Not phased by a late switch of opponent and change of venue, Jones stuck to his game plan and made quick work of the Northern Irishman.

“We noticed he was always open to upper cuts and knees, as long as I kept working and put the pressure on and started to hurt him,” he added. “I just kept working that front leg.

“I caught him with a left hook and that was the beginning of the end for him.

“He started to flinch away from my punches a bit more and as soon as the pressure went on, I caught him with the upper cut and knee, and that was that.

“Everything went to plan perfectly, it went as I expected.”

Moved from London to Manchester, fights shuffled and changed due to flight restrictions, it was remarkable Cage Warriors managed make the show a success and cater for its fighters and fans.

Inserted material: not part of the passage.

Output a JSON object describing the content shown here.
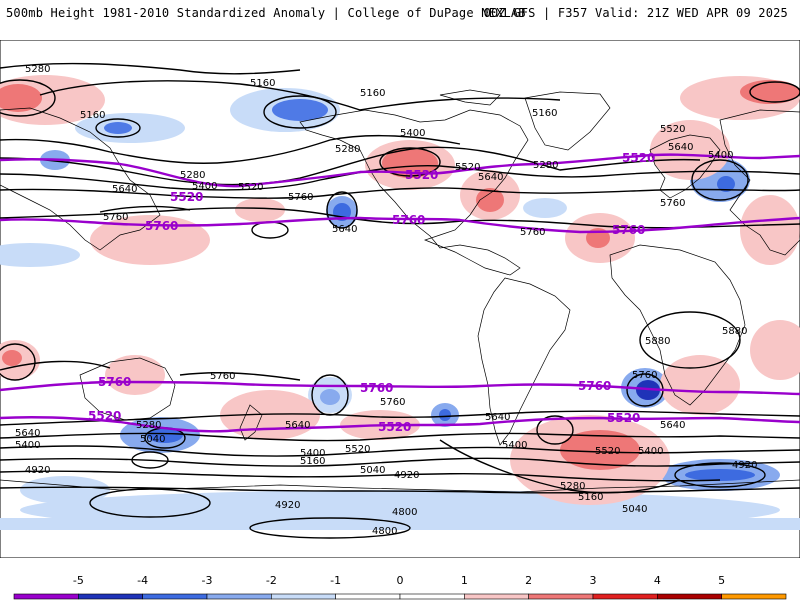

Being behind closed doors meant fighters were only allowed into the locker room shortly before their bout and they had to leave immediately afterwards.

Jones remained focused and undeterred by any of this, even not having his fans and family there to celebrate with him.

“I just enjoy fighting,” he said. “I didn’t really notice the fans weren’t there!

“It was different because normally I have huge Welsh support, normally they are there screaming and shouting.

“It was a surreal experience. The only feeling better than getting the belt in the cage was giving it to my parents afterwards and seeing the emotion on their faces.

“This has been the first fight in a while where I didn’t critique myself too much. Usually I pick holes in my game.

“It was the Dragon’s night – it was the Dragon’s destiny.”

Meanwhile, also on the Manchester show, Gwent's Kris Edwards lost to Englishman James Hendin via a unanimous points decision.